The country’s now abandoned COVID-zero policy had adversely affected channel dynamics and consumers’ purchasing activities, said Bubs.

“China’s prolonged lockdowns during the quarter delayed our transition to Bubs’ new ‘Manufacturer to Consumer’ model in partnership with AZ Global, as we continue to sell through initial pipe-fill orders from previous quarters, leading to a 66 per cent fall in gross revenues as compared to the prior corresponding period,” ​Kristy Carr, founder and CEO said.

The M2C model taps on a re-engineered Daigou channel, where Bubs Infant Formula is delivered tax-cleared from bonded warehouses in China. The embedded sales and inventory system is also said to provide channel movement visibility.

Following China’s border reopening and easing of COVID-19 policies, the company expects to expand its M2C distribution across online-to-offline (O2O) stores in China.

Permanent access to the US market

Elsewhere in the US, Bubs said that six of its infant formulas existing in the country would be available for the long term.
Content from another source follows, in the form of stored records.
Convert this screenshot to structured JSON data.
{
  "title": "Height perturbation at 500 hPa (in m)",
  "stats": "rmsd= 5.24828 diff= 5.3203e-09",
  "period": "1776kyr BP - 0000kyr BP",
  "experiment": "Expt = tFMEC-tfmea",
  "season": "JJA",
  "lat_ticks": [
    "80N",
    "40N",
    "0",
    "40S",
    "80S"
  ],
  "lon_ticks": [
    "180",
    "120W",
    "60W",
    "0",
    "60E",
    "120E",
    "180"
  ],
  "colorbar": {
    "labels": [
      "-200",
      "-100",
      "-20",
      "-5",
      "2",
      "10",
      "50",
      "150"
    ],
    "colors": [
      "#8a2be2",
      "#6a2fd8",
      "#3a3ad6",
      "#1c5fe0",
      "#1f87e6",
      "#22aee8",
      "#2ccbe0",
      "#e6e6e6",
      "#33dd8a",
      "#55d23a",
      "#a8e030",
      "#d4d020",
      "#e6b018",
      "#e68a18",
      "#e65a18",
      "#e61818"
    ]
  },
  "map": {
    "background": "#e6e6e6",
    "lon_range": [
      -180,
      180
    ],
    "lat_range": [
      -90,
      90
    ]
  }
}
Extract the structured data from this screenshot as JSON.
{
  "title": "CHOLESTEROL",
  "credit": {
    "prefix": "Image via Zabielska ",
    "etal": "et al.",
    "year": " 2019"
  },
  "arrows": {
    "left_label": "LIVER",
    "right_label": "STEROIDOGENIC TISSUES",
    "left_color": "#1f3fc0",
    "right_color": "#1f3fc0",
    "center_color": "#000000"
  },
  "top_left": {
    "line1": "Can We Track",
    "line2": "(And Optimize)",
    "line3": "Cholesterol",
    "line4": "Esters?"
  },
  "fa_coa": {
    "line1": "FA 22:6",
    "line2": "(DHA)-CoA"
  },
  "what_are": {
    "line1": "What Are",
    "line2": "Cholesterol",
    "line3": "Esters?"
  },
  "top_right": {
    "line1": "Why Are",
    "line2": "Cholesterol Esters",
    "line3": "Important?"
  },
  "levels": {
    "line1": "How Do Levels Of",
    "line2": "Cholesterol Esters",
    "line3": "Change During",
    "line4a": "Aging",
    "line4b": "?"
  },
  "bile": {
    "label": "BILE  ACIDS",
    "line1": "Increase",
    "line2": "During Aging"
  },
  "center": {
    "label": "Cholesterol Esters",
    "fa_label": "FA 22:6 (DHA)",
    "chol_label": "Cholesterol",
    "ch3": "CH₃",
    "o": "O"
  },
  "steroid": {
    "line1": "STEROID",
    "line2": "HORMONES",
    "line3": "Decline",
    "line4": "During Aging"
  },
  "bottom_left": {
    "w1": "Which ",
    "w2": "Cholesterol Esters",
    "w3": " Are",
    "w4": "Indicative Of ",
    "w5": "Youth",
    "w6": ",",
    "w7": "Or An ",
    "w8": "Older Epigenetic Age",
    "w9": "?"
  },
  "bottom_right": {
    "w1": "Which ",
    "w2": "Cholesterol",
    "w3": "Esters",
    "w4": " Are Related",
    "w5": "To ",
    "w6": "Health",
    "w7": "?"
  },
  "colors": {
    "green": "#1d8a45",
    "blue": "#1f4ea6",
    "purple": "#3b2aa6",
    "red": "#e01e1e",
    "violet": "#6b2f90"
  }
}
Bubs made several headlines last year for becoming the first Australia infant formula manufacturer to enter the US market​ amid country-wide infant formula shortage.

The six products consist of organic, A2 beta-casein protein, and goat milk-based stage 1 and 2 infant formulas.

“In what was in effect a closed market controlled by a few multinational corporations, our expedited permanent regulatory pathway into the United States has been confirmed by the Food and Drugs Administration (FDA) in a ‘Letter of Acknowledgement’ received on 20 December 2022.

“The Letter of Acknowledgement recognises Bubs’ commitment to, and capability to comply with, the FDA’s requisites for permanent access for all six Bubs Infant Formula products by October 2025.”

The firm has so far shipped over one million tins to the US and the products are sold in over 6,500 stores, including supermarket chains Walmart, Target, pharmacies, baby and health food chains. The products are also sold online in Amazon.